There is a prevailing notion in my school, one that is pretty inaccurate and a little funny. It is that I am a busy person.
Teaching in Canada, especially homeroom, is harried. You generally look like a headless chicken on your best day, and maybe a little like you are on fire and covered in bees the rest of the time because you are constantly sprinting from one thing to the next, all with a fleet of 20+ children or adolescents in your wake. You need to teach them science and get them to swim class, and also include music somehow in all of their lessons, make a call to child services, rewrite a dozen IEPs, begin logging their grades into the report cards, start setting up interviews with parents, eat lunch, do recess duty, and single-handedly write, produce, and direct the school play, and it has to all be done within twenty seconds ago. As a student teacher, I actually came to dread evenings and weekends. The time I wasn’t actively teaching I was planning on what I would be teaching next.
As an English teacher in Korea, I have free time. Oodles of it. Eons of it. I could do the work given to me twice-over every week and still clock out on time on a daily basis.

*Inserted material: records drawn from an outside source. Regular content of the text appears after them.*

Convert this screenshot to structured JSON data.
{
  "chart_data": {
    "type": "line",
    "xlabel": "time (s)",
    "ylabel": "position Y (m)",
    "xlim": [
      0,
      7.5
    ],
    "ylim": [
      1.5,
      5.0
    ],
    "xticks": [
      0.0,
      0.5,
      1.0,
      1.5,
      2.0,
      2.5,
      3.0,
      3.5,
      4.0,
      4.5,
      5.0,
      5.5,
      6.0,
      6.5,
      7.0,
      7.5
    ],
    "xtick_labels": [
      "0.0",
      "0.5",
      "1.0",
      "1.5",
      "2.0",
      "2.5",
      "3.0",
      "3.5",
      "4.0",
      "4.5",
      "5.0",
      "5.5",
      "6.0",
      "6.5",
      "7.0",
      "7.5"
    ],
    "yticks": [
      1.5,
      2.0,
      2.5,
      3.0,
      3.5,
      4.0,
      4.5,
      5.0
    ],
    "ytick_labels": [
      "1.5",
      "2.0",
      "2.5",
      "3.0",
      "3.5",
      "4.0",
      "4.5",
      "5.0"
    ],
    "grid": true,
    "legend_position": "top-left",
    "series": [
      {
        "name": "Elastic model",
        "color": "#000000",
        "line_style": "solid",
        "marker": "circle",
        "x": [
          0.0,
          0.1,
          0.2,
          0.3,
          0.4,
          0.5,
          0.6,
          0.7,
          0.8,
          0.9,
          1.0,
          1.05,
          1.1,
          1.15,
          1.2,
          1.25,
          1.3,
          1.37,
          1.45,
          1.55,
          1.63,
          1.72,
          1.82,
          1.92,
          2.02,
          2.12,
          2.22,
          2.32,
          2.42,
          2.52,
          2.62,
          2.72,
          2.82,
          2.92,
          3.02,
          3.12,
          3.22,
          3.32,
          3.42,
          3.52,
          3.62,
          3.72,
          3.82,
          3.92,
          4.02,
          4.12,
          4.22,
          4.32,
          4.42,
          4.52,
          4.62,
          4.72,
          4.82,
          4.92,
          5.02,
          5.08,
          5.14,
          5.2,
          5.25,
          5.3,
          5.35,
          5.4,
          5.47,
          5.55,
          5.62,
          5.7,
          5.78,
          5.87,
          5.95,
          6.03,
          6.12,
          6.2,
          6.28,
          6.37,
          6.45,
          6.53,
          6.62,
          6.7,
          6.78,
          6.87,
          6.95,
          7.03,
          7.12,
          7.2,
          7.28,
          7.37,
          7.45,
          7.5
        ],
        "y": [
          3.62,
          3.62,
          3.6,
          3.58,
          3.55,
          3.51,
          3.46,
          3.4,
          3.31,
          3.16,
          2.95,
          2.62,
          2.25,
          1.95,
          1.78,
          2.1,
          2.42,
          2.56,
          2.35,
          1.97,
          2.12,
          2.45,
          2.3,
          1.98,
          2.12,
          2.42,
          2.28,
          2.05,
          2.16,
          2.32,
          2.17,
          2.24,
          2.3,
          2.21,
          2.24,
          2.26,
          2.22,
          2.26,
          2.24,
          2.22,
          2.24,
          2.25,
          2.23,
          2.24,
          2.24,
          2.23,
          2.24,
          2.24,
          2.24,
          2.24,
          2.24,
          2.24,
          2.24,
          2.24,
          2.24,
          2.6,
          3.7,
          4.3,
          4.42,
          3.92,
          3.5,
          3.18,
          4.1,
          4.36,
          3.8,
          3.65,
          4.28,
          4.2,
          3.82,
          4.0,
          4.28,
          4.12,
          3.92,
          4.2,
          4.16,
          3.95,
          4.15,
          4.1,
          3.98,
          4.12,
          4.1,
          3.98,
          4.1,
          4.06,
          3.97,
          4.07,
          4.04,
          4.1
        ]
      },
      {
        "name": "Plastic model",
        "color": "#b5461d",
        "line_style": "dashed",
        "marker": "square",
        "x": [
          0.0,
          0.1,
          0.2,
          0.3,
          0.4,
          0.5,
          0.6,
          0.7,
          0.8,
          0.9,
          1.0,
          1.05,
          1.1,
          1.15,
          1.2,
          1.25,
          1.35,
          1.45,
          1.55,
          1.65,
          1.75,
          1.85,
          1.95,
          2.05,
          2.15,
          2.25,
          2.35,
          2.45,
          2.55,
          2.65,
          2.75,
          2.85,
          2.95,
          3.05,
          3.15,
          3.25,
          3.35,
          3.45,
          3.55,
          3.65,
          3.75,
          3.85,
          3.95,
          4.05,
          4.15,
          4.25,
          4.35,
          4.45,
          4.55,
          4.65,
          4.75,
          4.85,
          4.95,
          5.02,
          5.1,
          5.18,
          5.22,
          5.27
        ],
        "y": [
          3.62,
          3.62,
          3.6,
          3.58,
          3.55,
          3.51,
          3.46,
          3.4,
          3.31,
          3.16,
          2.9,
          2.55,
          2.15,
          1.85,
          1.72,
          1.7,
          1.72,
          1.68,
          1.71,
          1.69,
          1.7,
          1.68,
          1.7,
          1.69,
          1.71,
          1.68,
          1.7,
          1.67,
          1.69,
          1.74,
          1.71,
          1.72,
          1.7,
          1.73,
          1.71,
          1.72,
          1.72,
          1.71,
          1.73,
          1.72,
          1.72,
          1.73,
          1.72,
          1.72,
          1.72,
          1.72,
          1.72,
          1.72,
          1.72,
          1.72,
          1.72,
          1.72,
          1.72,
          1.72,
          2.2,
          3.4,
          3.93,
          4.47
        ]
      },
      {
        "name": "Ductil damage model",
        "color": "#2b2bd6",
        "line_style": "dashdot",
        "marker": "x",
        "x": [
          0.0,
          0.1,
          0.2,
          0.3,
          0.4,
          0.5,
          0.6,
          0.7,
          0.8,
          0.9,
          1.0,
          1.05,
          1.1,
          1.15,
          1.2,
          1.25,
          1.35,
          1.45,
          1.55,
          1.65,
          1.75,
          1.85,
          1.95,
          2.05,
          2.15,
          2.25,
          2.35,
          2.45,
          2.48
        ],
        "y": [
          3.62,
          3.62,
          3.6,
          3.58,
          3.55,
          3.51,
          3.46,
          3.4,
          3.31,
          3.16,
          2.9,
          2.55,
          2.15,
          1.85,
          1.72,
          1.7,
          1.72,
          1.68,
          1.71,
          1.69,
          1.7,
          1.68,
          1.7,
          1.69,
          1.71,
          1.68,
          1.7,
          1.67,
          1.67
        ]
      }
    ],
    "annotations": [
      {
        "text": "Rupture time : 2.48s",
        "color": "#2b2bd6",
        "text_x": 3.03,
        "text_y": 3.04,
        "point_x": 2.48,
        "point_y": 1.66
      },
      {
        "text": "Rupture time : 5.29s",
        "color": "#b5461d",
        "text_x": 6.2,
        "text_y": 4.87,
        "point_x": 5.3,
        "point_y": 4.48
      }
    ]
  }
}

Teaching the same lessons dozens of times certainly helps, and doing the same subject for this long now has left me a pretty deep well of activities to draw from. Thus I have a lot of downtime (and blogging time, clearly).
Other teachers seem to not be aware of this. When they approach me, they always ask a careful, plaintive, “Are you busy?” I wondered if this was politeness, dropping a phrase they know is a gentle conversation starter in English. But some will ask me in Korean, and genuinely check if I have free time. When I am summoned for some task that will take me far from my desk, they always look pained, as though I will respond with deep, great umbrage at their requests. “I am so sorry to disturb you. I know your work is of the greatest importance,” their eyes seem to say.
I can maybe understand the misinterpretation. Circumstance gives some of my fellow foreign compatriots much more work than I have. And Korean teachers are always busy. When they’re not teaching, the educational bureaucracy is so dense and robust that they basically drown in paper-work for untold hours of their days. But, being unable to adequately interpret most of the paperwork, I am exempt. I am exempt from the meetings. I am exempt from the discussions (including those discussions about English teaching and English planning, but that’s a whole separate kettle of fish).
Thus people approach me gently and ask if I’m busy. As they do, I’ll usually minimize the youtube video, stop typing up blogposts, and join them in whatever it is they want, as I’d already finished my actual work ages ago. I come off looking like I’m accommodating, when really I’m just feckless.